## Load and Extract Raw Data from API

This notebook extracts pollutant data from an API, preprocesses it, and prepares it for analysis. The data includes various air quality metrics such as PM2.5, PM10, NO2, O3, and CO levels. After fetching the data, we handle any missing or inconsistent values and convert the data into a structured format. Summary statistics provide a quick overview, while visualizations like line plots and bar charts help explore trends and anomalies. This ensures the dataset is clean, consistent, and ready for further analysis or modeling.

In [1]:
import urllib
import json
import pandas as pd
from pandas import DataFrame, Series

import numpy as np
import os
import plotly.express as px
import plotly.graph_objects as go

import warnings
warnings.filterwarnings("ignore", category=FutureWarning)
warnings.filterwarnings("ignore", category=DeprecationWarning)

In [4]:
# get HTTP Response from url
url = "https://datenhub.ulm.de/ckan/api/3/action/datastore_search?resource_id=b49de35e-040c-4530-9208-eefadc97b610&limit=300000" 
response = urllib.request.urlopen(url)
assert response.code == 200

# convert HTTP Response to json
string = response.read().decode("utf-8")
response_dict = json.loads(string)
assert response_dict["success"] is True

# convert JSON object to dataframe
created_package = response_dict["result"]
df_raw = pd.DataFrame.from_dict(created_package["records"])

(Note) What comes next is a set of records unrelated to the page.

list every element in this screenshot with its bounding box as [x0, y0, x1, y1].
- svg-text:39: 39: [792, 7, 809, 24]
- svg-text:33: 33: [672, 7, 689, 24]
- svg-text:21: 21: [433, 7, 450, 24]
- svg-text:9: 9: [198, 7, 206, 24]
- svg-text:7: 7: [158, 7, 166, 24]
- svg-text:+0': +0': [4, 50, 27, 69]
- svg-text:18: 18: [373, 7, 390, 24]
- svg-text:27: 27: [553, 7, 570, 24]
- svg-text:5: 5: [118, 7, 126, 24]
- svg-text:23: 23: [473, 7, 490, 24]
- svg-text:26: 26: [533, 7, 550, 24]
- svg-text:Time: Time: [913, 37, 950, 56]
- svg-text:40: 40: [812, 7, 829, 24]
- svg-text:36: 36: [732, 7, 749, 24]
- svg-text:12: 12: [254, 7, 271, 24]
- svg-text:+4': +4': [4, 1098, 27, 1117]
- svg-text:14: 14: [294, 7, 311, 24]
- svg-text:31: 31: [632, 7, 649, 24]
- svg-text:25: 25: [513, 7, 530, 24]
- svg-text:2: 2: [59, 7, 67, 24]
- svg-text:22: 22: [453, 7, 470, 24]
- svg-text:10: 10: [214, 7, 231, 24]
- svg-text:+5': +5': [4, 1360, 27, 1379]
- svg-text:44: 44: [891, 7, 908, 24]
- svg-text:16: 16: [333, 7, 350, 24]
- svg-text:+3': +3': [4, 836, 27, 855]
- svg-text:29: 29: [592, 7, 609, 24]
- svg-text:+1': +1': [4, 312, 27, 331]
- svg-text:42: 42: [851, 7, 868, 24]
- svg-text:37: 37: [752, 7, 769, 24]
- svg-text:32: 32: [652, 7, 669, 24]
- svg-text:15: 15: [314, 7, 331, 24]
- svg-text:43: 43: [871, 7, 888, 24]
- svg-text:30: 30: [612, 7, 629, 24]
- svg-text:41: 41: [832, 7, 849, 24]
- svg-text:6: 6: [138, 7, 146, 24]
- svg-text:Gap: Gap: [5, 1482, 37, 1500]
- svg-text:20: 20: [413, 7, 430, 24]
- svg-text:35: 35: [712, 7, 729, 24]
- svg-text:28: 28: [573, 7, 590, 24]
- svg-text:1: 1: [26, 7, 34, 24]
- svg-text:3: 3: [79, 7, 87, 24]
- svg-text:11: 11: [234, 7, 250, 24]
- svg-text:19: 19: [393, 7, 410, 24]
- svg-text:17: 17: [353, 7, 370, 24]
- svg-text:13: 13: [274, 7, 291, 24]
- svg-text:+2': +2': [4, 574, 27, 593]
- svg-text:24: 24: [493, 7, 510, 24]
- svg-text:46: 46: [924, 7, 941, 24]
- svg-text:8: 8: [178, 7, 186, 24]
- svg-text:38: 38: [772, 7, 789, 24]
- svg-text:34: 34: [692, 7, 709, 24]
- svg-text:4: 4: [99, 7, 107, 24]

# remove \r\n from string conversion
df_raw.replace({r"\r\n": ""}, regex=True, inplace=True)

df_raw

Unnamed: 0,_id,schadstoff,timestamp,wert,station
0,1,NO2,2020-11-13T00:00:00,14.000,Ulm in der Wanne
1,2,NO2,2020-11-13T01:00:00,14.000,Ulm in der Wanne
2,3,NO2,2020-11-13T02:00:00,14.000,Ulm in der Wanne
3,4,NO2,2020-11-13T03:00:00,15.000,Ulm in der Wanne
4,5,NO2,2020-11-13T04:00:00,14.000,Ulm in der Wanne
...,...,...,...,...,...
260881,260883,PM2.5,2024-04-16T07:00:00,5.400,Ulm in der Wanne
260882,260884,NO2,2024-04-16T09:00:00,10.268,Ulm in der Wanne
260883,260885,O3,2024-04-16T09:00:00,77.680,Ulm in der Wanne
260884,260886,PM10,2024-04-16T09:00:00,4.320,Ulm in der Wanne


In [4]:
# Cleanup the df
df_raw.rename(columns={'_id': 'id', 'schadstoff': 'pollutant', 'wert': 'value'}, inplace=True)
df_filtered = df_raw[df_raw['station'] == "Ulm in der Wanne"].copy()
df_filtered.drop(columns={"id", "station"}, inplace=True)
df_filtered.head()

Unnamed: 0,pollutant,timestamp,value
0,NO2,2020-11-13T00:00:00,14.0
1,NO2,2020-11-13T01:00:00,14.0
2,NO2,2020-11-13T02:00:00,14.0
3,NO2,2020-11-13T03:00:00,15.0
4,NO2,2020-11-13T04:00:00,14.0


## Inspect and clean dataframe

In [5]:
# Inspect df
min_timestamp = df_filtered['timestamp'].min()
max_timestamp = df_filtered['timestamp'].max()
print(f"Min timestamp: {min_timestamp}")
print(f"Max timestamp: {max_timestamp}")

Min timestamp: 2020-11-13T00:00:00
Max timestamp: 2024-04-16T09:00:00


In [6]:
# Check for gaps in the hourly recorded data
df_filtered['timestamp'] = pd.to_datetime(df_filtered['timestamp'])
df_filtered.set_index('timestamp', inplace=True)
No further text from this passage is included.